Powell’s implicit support of Clarke is significant. In his book, Clarke portrays Powell as his ally in the administration’s internecine disputes over terrorism. He writes that when he briefed Bush’s transition team in January 2001, “Colin Powell took the unusual step … of asking to meet with … the senior counterterrorism officers from NSC, State, Defense, CIA, FBI, and the military. … When we all agreed at the importance of the al Qaeda threat, Powell was obviously surprised at the unanimity” (Page 228).

Three months later, at the first deputies meeting on terrorism, when Paul Wolfowitz challenged this view and insisted that Iraq posed the greater threat, Clarke writes, “Deputy Secretary of State Rich Armitage came to my rescue. ‘We agree with Dick.
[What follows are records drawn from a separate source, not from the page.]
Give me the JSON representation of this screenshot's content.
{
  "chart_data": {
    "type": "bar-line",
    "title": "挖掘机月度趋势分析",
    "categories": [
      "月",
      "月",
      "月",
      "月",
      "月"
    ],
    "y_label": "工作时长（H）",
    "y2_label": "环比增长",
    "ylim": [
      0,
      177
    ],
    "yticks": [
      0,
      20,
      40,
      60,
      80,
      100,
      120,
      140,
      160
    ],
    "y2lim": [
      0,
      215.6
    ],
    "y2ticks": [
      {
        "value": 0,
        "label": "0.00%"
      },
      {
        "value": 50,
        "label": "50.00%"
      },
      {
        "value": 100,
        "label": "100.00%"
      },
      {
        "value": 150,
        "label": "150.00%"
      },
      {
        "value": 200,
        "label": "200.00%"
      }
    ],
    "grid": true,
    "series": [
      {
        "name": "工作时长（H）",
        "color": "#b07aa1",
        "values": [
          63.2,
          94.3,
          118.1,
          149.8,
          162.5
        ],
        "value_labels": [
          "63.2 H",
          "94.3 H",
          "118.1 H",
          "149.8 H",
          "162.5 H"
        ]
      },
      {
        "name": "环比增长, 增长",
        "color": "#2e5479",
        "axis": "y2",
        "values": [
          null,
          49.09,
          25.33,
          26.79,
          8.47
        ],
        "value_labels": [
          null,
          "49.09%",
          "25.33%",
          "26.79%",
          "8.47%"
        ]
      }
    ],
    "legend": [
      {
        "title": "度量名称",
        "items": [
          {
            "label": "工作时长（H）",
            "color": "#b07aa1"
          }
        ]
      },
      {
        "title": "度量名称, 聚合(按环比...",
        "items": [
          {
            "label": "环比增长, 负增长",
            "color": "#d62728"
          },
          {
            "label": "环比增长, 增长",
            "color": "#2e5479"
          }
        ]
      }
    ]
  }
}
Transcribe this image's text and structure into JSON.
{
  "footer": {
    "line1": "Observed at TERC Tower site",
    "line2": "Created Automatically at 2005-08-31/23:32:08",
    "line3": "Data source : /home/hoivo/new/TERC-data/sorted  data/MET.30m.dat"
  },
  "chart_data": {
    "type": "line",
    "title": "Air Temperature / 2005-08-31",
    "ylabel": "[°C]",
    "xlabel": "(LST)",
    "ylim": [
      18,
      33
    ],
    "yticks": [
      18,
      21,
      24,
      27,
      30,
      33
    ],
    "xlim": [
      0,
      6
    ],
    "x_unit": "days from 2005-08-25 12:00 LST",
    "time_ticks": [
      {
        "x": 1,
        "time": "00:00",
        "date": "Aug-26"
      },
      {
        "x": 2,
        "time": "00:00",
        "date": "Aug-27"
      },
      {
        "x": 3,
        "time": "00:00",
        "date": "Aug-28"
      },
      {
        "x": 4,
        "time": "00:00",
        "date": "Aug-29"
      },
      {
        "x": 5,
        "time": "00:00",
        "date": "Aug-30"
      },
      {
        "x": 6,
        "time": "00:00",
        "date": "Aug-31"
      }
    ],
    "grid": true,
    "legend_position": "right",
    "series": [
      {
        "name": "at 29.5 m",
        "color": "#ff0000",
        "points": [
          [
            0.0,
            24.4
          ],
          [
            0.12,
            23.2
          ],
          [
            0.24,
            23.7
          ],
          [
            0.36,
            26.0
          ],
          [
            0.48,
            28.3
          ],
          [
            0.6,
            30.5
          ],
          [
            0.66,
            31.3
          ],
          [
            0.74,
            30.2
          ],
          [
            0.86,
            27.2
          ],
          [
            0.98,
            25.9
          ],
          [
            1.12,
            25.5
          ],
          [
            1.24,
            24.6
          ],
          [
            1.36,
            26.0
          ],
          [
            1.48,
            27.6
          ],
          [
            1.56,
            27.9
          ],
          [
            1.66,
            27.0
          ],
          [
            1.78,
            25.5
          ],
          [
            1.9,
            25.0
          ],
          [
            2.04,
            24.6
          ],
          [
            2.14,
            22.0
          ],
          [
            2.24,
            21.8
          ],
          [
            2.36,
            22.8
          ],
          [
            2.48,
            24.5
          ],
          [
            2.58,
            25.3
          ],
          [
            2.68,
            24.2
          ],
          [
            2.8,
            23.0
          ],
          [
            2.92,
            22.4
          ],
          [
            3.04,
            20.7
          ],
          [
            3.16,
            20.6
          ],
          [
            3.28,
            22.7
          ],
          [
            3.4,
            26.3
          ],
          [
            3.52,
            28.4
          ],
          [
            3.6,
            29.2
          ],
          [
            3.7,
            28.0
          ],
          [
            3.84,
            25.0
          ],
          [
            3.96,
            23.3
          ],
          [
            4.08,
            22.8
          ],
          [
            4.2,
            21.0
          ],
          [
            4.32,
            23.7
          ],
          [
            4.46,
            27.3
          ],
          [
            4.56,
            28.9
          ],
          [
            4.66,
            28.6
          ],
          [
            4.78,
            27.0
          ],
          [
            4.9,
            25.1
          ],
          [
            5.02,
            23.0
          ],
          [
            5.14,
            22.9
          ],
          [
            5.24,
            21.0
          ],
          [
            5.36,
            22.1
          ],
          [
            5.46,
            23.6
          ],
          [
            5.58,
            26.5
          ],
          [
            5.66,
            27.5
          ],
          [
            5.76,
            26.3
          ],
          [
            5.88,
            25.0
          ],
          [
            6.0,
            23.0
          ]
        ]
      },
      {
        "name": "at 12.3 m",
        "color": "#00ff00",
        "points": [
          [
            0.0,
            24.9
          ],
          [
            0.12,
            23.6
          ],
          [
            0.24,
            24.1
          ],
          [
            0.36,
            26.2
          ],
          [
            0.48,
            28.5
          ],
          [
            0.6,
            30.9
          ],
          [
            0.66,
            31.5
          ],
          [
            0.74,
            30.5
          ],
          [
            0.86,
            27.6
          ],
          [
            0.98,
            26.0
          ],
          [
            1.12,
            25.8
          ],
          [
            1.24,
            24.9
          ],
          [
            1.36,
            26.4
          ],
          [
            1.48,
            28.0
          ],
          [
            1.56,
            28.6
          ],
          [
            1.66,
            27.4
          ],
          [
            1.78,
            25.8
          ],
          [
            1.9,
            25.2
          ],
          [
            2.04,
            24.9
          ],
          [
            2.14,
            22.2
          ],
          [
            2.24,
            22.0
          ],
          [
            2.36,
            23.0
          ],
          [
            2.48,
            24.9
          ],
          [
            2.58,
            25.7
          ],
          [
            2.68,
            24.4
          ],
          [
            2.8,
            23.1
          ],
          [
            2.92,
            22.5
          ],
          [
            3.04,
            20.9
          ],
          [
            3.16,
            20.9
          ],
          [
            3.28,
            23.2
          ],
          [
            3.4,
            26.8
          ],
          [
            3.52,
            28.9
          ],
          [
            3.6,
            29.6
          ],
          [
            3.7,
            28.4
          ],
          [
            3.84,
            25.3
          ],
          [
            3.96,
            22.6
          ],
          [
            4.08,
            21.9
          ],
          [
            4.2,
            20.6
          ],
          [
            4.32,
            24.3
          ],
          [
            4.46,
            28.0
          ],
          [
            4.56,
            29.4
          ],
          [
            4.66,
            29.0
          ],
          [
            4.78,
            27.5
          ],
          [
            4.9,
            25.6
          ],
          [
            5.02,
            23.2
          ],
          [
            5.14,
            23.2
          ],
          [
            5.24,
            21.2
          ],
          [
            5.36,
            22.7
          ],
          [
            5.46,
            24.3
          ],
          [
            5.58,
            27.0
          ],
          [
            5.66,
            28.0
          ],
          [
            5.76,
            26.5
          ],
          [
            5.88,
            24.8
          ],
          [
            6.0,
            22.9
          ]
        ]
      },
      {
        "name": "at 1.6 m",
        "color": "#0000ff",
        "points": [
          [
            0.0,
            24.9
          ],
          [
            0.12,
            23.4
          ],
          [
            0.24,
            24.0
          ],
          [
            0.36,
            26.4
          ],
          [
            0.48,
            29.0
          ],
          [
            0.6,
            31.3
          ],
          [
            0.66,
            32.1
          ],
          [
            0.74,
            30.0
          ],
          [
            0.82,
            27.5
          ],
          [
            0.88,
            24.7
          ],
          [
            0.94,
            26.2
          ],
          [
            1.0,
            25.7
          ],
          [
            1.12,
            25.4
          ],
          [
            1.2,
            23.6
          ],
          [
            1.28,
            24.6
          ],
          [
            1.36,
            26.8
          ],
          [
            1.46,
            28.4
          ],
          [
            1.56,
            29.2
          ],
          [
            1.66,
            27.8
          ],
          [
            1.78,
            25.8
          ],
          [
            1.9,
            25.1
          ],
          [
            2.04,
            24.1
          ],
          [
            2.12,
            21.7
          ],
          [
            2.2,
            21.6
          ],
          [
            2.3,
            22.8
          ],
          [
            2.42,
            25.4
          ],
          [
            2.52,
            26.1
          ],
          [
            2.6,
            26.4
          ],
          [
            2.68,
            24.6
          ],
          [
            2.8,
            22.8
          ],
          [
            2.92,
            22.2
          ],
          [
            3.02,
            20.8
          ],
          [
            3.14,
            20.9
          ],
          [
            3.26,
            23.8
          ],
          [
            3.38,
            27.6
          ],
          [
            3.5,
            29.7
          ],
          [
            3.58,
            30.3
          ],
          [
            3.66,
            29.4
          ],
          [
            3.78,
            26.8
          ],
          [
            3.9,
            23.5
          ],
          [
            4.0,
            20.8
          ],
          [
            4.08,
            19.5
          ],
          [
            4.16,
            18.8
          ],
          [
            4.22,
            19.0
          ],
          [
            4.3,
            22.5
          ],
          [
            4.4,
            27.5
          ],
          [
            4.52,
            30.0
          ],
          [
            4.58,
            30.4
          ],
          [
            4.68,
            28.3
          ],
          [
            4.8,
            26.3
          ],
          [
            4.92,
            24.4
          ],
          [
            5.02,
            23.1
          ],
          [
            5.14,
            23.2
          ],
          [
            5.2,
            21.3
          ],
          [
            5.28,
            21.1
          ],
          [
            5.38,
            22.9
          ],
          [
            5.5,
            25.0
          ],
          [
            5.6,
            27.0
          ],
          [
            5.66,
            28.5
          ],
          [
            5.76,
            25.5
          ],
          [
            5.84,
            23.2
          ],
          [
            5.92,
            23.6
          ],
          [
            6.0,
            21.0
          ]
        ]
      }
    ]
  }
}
We see al Qaeda as a major threat and countering it as an urgent priority.’ The briefings of Colin Powell had worked” (Page 232).

Finally, the day after 9/11, when Donald Rumsfeld advocated “broadening the objectives of our response and ‘getting Iraq,’ ” it was Powell who “pushed back, urging a focus on al Qaeda.” Clarke writes, “Relieved to have some support, I thanked [Powell and Armitage]. ‘I thought I was missing something here,’ I vented. ‘Having been attacked by al Qaeda, for us now to go bombing Iraq in response would be like our invading Mexico after the Japanese attacked Pearl Harbor.’ Powell shook his head. ‘It’s not over yet’ “(Pages 30-31).

If Powell has any disputes with this account—of his role, his position, the positions of Rumsfeld and Wolfowitz, or the conversations he and Armitage had with Clarke in January, April, or September 2001—he could have noted them in response to several of Lehrer’s questions during the NewsHour interview. Powell, too, didn’t bark.